Previous Predikto bloggers have emphasized the centrality of data in the successful adoption of predictive maintenance initiatives.

Leveraging the full range of equipment operation, environmental and maintenance data, operators can better align the “right” resources to the appropriate mission requirements and/or environmental conditions, and more easily transition to effective implementation of condition-based maintenance programs, which can reduce the financial impact of scheduled maintenance as well as minimize the “fire drills” associated with an unplanned performance degradation or interruption.

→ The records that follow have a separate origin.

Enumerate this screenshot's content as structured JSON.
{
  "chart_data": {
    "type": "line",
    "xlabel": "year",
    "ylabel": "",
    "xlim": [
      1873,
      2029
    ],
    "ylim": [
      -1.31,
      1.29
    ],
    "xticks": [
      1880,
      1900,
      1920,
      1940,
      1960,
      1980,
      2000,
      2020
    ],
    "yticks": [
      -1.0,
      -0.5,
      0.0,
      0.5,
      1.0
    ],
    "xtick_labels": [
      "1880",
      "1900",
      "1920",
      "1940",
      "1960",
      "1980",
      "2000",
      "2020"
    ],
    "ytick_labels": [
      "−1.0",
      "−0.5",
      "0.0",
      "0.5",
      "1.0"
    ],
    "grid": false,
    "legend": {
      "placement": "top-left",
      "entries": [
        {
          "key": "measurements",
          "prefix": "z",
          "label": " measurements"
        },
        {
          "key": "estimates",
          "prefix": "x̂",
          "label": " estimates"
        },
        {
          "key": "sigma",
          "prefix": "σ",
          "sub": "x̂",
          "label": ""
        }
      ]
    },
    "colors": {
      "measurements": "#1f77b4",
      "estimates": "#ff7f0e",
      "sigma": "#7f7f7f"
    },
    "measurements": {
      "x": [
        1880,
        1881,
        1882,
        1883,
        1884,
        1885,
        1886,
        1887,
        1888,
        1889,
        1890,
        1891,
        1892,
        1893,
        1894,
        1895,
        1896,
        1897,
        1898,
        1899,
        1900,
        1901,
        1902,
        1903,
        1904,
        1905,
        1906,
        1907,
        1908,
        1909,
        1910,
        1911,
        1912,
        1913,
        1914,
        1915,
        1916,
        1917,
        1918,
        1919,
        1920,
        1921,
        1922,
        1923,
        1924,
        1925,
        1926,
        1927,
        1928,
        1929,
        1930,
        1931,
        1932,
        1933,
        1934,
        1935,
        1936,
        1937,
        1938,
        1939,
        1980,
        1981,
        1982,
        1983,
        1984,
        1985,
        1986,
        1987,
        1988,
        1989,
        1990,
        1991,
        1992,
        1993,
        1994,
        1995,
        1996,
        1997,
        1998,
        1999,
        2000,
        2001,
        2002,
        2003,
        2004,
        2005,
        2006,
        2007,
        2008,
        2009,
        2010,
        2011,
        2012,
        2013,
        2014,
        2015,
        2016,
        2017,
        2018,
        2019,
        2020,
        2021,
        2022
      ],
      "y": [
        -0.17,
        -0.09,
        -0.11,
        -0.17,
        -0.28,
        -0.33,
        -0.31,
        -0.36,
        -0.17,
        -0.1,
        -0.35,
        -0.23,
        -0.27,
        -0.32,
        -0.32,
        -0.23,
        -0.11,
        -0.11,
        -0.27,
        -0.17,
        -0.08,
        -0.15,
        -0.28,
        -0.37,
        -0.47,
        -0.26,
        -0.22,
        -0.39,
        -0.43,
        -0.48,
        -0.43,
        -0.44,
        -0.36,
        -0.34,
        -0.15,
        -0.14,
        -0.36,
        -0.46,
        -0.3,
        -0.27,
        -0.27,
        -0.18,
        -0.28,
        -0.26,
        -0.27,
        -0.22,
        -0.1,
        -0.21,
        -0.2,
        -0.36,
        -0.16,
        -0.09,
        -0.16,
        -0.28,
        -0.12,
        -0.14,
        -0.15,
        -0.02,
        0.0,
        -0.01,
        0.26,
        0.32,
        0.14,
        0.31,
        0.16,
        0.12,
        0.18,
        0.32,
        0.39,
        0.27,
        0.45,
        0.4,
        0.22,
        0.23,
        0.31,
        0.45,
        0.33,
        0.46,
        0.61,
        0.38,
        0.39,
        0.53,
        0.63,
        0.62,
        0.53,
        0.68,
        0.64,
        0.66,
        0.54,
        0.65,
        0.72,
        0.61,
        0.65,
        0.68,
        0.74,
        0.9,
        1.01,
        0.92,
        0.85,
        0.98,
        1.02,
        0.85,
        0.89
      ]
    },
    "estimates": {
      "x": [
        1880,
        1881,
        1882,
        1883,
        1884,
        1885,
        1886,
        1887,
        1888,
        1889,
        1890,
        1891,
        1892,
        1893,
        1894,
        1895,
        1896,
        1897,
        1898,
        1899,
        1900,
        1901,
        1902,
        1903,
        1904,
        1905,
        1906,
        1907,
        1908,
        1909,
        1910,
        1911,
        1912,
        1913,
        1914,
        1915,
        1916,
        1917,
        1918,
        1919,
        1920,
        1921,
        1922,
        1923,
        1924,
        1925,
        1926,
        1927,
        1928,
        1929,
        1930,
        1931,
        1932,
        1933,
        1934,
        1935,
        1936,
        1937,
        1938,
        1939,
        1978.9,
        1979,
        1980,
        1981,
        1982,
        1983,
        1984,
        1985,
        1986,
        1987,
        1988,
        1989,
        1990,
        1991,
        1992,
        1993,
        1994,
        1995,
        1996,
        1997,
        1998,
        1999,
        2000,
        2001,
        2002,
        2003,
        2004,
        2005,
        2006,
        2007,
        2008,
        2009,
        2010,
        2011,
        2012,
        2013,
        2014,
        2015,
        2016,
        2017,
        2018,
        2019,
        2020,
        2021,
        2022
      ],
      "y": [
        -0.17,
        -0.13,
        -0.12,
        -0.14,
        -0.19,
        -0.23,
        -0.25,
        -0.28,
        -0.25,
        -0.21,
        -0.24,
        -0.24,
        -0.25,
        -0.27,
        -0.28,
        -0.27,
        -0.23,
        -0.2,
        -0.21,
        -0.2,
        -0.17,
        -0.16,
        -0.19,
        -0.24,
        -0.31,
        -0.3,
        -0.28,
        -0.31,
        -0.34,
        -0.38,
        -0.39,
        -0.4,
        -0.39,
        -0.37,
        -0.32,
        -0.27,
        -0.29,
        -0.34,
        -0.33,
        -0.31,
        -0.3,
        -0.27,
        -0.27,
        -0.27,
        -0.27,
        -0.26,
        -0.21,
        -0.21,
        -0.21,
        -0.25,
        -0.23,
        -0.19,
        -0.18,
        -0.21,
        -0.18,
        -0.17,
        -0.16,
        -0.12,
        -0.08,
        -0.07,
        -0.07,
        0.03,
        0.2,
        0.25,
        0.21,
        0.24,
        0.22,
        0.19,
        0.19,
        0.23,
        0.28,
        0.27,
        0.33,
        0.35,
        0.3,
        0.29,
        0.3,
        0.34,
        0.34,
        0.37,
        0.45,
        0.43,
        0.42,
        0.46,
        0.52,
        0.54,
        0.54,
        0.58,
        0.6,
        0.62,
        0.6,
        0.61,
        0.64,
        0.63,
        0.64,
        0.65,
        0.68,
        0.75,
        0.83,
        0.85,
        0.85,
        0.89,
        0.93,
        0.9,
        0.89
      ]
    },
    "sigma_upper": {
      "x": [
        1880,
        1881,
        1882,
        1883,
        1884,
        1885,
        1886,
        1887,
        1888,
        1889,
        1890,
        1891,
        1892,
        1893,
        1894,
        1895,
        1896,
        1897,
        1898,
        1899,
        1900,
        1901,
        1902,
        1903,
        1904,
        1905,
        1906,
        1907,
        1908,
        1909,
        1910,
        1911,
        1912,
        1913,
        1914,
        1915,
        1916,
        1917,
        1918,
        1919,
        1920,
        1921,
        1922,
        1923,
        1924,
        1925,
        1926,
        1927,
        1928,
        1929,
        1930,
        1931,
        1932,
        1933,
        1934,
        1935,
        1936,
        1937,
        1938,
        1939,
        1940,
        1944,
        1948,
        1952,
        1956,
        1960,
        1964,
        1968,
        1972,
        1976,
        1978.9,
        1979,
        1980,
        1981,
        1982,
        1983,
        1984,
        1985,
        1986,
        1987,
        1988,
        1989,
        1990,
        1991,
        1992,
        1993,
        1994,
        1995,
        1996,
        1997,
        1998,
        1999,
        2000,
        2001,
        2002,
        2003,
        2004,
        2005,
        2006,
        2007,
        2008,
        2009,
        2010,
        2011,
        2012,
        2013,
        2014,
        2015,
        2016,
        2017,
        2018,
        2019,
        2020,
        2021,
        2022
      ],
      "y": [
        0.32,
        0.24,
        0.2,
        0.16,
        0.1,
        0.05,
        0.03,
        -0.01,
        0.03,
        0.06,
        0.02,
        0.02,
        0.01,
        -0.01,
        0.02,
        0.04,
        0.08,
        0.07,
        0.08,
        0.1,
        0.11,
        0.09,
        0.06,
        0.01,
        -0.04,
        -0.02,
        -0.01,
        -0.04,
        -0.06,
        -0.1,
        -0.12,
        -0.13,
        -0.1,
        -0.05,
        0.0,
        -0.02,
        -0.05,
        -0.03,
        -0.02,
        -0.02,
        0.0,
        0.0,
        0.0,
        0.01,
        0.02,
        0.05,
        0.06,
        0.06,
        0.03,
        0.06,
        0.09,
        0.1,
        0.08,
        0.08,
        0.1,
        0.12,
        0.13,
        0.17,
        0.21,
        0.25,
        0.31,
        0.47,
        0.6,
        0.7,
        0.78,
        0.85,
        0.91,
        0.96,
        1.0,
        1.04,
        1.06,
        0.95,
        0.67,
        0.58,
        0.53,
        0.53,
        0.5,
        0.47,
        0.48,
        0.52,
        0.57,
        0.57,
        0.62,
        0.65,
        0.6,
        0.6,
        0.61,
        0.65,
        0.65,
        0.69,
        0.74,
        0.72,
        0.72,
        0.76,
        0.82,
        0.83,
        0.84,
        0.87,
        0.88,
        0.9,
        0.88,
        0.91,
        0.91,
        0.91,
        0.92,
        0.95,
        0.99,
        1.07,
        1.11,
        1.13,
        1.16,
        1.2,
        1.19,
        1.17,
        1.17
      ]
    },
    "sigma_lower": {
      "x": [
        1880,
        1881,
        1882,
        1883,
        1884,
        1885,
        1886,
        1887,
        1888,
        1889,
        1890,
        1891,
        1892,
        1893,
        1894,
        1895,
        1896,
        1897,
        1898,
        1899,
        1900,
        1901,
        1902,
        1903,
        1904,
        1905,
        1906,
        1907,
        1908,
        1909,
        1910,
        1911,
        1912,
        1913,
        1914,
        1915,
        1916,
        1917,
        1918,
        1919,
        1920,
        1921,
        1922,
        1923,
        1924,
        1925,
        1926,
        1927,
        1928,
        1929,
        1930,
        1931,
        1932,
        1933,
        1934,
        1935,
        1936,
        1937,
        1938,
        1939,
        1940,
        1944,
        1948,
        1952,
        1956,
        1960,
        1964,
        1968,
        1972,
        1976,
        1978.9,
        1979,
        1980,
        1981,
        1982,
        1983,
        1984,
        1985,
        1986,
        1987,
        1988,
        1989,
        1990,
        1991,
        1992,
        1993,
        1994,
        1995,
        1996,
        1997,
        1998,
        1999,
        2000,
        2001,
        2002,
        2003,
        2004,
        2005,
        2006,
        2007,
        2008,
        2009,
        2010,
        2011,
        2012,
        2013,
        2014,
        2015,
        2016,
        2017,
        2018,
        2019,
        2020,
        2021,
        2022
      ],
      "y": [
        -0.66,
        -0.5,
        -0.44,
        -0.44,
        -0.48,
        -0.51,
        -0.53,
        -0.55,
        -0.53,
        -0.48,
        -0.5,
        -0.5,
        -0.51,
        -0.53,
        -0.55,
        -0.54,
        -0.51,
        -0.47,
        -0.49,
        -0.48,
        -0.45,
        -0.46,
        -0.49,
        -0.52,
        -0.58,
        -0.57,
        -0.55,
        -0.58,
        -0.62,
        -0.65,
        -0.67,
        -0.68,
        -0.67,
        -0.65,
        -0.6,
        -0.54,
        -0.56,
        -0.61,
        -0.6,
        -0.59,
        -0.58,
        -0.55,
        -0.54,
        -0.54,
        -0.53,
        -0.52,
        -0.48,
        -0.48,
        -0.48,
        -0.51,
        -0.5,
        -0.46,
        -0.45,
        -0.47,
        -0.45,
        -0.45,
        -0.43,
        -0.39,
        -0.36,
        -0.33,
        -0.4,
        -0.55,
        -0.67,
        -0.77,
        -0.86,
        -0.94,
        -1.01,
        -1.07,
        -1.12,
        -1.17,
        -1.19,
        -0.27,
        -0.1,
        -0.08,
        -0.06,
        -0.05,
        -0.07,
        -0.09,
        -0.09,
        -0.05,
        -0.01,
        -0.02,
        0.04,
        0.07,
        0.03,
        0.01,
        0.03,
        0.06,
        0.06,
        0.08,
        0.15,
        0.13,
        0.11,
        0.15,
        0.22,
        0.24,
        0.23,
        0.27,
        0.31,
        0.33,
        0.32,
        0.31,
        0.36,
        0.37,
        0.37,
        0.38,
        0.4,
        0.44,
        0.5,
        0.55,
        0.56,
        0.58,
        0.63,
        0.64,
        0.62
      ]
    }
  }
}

Similarly, advantages accrue to manufacturers who can capitalize on “nuggets of gold” in their data.  Better insight into operational performance can help the engineering team gain a more granular, objective understanding of the performance of their products in sustained operation across a broad range of conditions (vs. a controlled test environment) and allow them to further improve product performance and reliability.  Also, delivery of sensor or telematics-enabled products can enable suppliers to move to “power by the hour” business relationships: if the economics are structured properly, the vendor is incented to deliver reliable service and enjoy a long term, predictable revenue stream, and the customer can reduce or eliminate investment in spare parts inventories or the imperative to staff a large maintenance department.

One of the “7 Habits” Stephen Covey made famous was “first things first”.   The first step a prospective predictive maintenance practitioner can take is to understand the availability of their data and secure access to it.   Failure to take this one step has derailed or delayed more than one project.  For example, a large equipment manufacturer had to suspend a major project upon learning the telematics data they expected to use wasn’t theirs, but belonged to the telematics equipment supplier.   In another situation, a major international transportation provider, operating state of the art equipment laden with sensors collecting volumes of operational data, was stunned to learn their ability to extract and analyze the data was impeded by the equipment supplier, whose onboard system only made a handful of cryptic fault codes available when a maintenance event occurred (and prevented access to the message bus).  

The effective application of Predictive Analytics in support of Condition-Based Maintenance holds great potential.  Make sure you own your data.